One more postscript …

Some LSTM and transformer runs decide to overfit on the training data. Once down this path, they can classify training examples with 50\% accuracy (and rising), though test data accuracy remains at 6\% or so.

Here are a trained LSTM’s predictions on training data (red = correct, blue = wrong). So this thing gets the wavy pattern down.

However, the LSTM’s predictions on test data, while nice looking, aren’t too accurate.

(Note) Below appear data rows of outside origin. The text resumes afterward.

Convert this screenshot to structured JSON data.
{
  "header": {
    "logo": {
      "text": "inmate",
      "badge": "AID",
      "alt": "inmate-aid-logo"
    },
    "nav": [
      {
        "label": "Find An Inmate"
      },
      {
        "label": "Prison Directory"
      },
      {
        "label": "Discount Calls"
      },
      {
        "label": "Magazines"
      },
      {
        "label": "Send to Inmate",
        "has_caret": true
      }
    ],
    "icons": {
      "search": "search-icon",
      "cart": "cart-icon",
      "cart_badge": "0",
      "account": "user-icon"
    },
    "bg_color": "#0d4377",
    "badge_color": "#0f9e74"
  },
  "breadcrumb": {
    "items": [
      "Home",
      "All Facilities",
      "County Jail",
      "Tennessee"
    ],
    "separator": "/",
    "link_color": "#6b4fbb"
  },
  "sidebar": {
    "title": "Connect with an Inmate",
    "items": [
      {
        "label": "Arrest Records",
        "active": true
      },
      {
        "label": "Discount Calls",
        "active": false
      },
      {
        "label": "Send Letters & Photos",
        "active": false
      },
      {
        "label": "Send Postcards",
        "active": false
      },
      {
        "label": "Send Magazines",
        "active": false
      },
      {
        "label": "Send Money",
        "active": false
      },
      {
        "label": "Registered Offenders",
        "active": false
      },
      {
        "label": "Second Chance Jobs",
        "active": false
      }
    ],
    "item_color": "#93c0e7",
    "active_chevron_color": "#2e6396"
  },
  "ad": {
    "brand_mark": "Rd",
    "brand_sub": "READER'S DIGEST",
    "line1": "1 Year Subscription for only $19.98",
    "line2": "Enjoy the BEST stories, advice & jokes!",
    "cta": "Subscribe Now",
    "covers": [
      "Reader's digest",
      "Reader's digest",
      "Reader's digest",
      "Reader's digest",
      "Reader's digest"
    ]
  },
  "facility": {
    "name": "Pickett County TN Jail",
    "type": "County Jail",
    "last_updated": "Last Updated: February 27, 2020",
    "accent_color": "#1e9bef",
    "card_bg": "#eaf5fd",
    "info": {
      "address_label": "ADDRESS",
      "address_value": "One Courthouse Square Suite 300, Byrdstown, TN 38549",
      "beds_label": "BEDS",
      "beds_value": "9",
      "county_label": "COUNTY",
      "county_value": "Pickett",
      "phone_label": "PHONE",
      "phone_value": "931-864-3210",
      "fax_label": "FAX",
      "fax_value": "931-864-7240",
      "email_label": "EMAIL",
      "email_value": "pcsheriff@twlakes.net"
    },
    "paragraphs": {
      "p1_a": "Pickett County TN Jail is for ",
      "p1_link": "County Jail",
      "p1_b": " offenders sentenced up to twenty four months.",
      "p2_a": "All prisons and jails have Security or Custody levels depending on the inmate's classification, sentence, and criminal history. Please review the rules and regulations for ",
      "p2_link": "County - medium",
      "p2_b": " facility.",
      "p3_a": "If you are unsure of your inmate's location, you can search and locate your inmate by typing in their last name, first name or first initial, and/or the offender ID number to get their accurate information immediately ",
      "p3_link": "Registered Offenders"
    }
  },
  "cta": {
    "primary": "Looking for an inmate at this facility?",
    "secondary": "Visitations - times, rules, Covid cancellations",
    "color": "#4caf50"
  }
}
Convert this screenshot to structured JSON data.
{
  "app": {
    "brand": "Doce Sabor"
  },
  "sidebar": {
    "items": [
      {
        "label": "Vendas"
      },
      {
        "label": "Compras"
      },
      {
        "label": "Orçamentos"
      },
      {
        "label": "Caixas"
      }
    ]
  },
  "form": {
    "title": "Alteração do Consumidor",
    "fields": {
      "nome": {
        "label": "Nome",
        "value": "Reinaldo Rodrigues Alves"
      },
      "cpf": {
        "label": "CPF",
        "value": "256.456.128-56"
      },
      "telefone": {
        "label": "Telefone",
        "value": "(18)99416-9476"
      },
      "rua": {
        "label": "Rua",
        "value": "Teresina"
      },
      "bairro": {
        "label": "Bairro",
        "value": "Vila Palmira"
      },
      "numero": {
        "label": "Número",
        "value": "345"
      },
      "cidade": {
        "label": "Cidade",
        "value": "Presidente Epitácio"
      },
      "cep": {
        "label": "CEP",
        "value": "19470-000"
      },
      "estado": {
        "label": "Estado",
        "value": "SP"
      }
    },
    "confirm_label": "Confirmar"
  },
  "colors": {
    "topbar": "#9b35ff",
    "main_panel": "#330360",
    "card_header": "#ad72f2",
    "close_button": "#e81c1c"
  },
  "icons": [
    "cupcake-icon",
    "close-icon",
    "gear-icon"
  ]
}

unmode · December 9, 2025, 3:19pm

Hot off the press: [2511.10811] Transformers know more than they can tell -- Learning the Collatz sequence

oros · December 12, 2025, 10:31am

I suggest to have a look at the probability density of the TST leading digit in base 24. Messy but not totally random. When zooming out, we can distinguish fuzzy patterns.

The same plot for the least significant digit is also interesting, with quite regular patterns that seem more or less predictable.

These nonuniform probability densities are likely sufficient to explain the observed accuracy (~8%) of TST predictions on the test dataset.